Has there ever been greater proof that nice guys finish first than Roger Federer?
As his career came to an end you could fill the centre court of Wimbledon with the pages written about his brilliance. His forehand – that liquid-whip as David Foster Wallace so famously described it – his serve, his one-handed backhand. Insert your favourite metaphor – use words like ballet, compare him not to other players but to painters. Compare him to mythology, he is less a man than a god who walked among us!
For the statistically minded, there is so much data you can lose yourself for days. Yes, the 20 grand slams, but for me the best was that he made the semi-finals of a grand slam 23 times in a row without missing a tournament due to injury or choice.
How long is that? Current world number one, Carlos Alcaraz would need to play and reach the final four in every slam until the French Open in 2028 to equal it. Maybe though he could aim lower and just reach the quarter-finals. He only needs to do that until the 2031 Wimbledon tournament to equal Federer’s record of 36 straight slams.

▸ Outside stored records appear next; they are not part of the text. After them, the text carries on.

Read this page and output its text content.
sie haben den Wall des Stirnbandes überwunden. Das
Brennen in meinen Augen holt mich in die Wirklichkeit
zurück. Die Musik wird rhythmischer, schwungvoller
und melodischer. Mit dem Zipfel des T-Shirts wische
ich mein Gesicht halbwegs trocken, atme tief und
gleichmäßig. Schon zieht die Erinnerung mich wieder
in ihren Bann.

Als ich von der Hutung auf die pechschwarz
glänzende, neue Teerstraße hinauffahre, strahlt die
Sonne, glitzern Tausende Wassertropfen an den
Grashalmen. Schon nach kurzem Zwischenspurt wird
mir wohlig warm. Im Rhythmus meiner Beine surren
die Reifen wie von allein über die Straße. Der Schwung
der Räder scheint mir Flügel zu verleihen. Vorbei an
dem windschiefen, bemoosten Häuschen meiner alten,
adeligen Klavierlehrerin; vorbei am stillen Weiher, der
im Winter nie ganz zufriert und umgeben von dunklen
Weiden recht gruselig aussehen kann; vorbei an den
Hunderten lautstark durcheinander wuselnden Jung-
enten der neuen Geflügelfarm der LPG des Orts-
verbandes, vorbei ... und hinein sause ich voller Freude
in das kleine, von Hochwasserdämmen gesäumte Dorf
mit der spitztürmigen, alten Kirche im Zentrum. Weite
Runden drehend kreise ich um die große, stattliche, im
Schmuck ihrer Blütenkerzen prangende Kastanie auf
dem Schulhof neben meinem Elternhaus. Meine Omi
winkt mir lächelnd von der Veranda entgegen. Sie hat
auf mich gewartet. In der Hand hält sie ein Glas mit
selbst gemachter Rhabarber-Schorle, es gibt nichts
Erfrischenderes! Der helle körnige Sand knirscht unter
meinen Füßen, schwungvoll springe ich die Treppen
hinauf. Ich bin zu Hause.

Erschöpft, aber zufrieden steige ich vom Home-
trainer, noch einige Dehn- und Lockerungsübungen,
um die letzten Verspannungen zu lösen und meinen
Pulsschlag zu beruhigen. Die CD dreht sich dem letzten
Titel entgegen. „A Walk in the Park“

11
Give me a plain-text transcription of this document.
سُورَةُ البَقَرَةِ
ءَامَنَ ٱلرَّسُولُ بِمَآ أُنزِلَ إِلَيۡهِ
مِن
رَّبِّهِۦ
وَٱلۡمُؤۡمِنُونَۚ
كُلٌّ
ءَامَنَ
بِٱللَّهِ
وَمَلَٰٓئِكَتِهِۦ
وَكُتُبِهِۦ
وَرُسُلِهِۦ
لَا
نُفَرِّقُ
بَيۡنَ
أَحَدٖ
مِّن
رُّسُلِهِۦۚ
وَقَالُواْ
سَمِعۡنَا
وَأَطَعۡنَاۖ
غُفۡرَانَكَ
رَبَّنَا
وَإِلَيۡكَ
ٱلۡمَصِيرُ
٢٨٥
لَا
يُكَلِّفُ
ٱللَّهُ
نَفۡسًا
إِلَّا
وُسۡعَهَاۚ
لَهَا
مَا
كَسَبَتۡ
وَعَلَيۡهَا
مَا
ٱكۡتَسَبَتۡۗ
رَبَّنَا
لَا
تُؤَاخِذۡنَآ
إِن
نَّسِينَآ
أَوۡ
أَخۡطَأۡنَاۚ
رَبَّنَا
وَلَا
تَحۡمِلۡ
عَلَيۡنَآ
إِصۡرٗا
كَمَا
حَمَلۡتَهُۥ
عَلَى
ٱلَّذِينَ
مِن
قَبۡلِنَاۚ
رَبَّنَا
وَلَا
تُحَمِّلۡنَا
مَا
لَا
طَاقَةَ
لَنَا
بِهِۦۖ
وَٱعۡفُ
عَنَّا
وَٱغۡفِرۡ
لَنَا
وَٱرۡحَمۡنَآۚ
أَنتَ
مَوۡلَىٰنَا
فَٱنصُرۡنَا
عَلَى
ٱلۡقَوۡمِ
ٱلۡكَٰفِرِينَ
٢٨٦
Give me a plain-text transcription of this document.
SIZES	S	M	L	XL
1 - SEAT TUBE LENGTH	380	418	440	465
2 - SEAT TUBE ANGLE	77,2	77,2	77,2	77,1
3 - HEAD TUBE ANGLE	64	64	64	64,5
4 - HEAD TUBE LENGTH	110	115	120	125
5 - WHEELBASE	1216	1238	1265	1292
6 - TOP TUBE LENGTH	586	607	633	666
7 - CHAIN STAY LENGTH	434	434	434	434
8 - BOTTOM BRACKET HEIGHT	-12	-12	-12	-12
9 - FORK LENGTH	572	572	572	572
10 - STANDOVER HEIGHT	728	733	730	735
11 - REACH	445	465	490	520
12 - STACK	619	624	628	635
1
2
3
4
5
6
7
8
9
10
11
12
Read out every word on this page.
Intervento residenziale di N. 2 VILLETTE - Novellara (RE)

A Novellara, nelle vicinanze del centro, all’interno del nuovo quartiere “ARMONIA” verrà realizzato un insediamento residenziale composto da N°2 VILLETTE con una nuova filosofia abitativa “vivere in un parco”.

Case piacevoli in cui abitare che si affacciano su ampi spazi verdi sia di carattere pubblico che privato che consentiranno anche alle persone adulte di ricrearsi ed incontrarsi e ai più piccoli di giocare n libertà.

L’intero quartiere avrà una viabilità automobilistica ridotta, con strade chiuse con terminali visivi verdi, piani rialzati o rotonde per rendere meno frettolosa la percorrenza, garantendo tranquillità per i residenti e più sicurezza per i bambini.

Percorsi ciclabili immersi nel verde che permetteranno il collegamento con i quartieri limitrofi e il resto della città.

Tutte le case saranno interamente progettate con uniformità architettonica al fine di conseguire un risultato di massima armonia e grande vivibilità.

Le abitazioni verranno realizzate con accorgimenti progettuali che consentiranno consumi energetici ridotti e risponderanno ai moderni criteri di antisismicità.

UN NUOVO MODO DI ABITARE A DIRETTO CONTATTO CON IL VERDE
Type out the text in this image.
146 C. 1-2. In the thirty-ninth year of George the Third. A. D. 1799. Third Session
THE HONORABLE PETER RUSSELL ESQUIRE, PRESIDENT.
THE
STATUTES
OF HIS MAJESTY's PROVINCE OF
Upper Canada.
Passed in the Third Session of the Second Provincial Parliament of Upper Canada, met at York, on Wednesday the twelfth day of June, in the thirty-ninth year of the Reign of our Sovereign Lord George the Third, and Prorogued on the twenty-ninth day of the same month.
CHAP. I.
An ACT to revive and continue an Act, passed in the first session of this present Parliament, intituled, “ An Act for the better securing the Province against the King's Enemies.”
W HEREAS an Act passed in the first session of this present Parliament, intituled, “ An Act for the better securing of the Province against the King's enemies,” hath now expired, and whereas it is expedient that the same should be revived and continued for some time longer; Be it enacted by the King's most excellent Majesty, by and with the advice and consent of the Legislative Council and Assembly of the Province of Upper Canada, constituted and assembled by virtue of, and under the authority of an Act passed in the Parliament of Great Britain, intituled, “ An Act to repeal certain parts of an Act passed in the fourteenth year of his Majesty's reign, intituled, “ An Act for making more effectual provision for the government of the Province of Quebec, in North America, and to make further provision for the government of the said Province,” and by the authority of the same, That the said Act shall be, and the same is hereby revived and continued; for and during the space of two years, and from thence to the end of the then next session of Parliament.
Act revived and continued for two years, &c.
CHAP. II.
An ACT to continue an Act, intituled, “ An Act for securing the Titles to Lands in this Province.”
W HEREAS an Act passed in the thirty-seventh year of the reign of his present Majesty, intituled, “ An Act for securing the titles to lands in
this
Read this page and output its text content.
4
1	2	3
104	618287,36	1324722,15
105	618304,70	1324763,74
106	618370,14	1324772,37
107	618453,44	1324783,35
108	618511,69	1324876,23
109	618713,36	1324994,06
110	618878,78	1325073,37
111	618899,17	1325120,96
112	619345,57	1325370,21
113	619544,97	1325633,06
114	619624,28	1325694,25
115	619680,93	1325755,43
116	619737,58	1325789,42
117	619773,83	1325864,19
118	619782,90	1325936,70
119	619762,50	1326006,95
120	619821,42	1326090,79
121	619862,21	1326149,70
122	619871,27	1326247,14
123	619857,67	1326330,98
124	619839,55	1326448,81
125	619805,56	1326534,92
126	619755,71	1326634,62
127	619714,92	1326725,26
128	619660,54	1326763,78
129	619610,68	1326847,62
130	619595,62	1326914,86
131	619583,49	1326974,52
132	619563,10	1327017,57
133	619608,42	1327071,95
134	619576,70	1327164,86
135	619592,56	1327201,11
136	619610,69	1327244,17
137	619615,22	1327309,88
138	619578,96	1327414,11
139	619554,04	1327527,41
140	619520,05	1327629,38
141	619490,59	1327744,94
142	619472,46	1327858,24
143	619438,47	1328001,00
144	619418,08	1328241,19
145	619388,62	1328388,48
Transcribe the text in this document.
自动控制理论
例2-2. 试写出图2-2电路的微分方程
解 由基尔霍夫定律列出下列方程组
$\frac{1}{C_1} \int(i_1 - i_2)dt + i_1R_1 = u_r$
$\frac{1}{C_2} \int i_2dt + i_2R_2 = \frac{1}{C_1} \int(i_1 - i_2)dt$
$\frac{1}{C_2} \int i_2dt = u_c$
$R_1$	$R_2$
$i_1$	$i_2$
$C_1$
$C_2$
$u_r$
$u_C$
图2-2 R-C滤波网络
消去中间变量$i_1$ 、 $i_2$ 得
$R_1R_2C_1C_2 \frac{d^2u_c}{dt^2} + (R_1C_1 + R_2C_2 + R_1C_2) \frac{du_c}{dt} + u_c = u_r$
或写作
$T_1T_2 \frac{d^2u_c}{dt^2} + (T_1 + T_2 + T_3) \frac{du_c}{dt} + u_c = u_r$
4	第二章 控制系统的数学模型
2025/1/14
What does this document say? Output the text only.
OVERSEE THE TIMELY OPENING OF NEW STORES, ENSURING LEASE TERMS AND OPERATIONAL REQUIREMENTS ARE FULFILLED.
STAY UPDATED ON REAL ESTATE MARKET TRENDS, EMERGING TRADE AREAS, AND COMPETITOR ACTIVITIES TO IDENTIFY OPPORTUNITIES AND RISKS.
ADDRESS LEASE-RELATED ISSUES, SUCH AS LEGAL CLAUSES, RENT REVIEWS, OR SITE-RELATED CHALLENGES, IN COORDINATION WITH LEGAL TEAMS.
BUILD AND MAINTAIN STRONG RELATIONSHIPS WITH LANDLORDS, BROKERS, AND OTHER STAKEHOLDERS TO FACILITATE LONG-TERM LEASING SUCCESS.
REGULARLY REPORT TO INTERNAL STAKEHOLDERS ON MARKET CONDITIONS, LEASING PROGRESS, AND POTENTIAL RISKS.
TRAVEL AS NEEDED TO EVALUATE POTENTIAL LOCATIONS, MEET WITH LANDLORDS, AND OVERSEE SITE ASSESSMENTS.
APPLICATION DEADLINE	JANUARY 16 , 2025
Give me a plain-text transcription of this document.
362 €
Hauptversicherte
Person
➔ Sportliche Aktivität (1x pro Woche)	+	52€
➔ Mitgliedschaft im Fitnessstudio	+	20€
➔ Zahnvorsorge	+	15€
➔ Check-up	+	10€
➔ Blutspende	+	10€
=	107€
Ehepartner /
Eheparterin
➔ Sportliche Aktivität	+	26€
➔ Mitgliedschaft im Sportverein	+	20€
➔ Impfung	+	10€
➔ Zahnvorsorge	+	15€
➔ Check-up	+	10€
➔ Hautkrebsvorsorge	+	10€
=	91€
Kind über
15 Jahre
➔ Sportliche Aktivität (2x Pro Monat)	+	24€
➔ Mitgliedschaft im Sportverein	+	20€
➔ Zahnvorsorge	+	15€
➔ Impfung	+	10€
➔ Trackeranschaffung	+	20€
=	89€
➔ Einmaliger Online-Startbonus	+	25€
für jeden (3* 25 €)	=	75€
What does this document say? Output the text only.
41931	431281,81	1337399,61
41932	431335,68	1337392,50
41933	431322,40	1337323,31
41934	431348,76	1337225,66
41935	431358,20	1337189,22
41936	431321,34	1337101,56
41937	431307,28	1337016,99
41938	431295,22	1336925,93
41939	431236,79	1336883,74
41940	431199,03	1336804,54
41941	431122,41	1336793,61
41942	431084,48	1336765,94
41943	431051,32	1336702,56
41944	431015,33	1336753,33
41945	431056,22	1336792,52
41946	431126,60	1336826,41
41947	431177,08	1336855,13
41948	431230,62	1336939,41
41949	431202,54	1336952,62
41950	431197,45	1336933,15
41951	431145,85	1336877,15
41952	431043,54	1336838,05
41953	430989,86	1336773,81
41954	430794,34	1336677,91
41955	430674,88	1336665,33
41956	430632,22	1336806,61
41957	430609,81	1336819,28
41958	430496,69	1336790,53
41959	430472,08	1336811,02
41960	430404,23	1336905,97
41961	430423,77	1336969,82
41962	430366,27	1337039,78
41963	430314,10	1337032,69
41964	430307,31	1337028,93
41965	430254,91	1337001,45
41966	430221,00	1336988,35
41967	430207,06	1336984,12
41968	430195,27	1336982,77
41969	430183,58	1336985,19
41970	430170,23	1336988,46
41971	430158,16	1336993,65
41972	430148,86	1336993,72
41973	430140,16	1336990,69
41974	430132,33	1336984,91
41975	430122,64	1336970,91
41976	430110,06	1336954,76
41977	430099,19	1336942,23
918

And yet for all the words about Federer’s play – and I have written my fair share – after the memories of the backhand and inside-out forehand fade, I will remember the sight of him after playing his final match sitting next to his longest and greatest rival, Rafa Nadal, both men in tears.
Sport, we are told, is war without bullets. Where winning isn’t everything, it is the only thing. Where beating your opponent means not just outplaying them but engaging in “mental disintegration”.
It is an environment where you may respect your opponent, but you really should not like them, and certainly not love them.
In sport, toxic masculinity can take hold – not just by participants but by those watching. We see this of course most clearly in football (of any code) where players will be criticised for not looking as if they care enough, or they are not tough enough – criticism Federer himself was subject to in his early days.
And yet there were Federer and Nadal together in tears. Two men, who for 18 years had engaged in zero-sum competition. Nadal was not Federer’s coach or hitting partner. He was the man who frequently hit Federer off the court.
In the six years from the end of 2003 to the start of 2010 Federer was essentially unbeatable – except when he met Nadal, and especially when he met him on clay in Paris. Even worse Nadal then beat Federer at Wimbledon.
Talk about disrupting the narrative.
In tennis there is nowhere to hide; no one else to blame. Two enter, one leaves.
And here were two who have been against each other for the longest time, not just showing respect of each other, but love.
It says so much about both. Federer you can understand crying, because his career is over – all sportsmen and women do that (how can you not!). But for Nadal to cry says so much of both. How they have played how they have fought and how they have not lost their humanity to the lust for victory.
Before his match, Federer last week told the media of this career that in the early days he was told “you have to be tougher and not so nice maybe”. He recalled that “I tried, but it was all an act and I said, ‘Well let me try the nice way. Let’s see where it takes me’.”
It took him all the way, and it took us and sport with it. And we are all the better for it.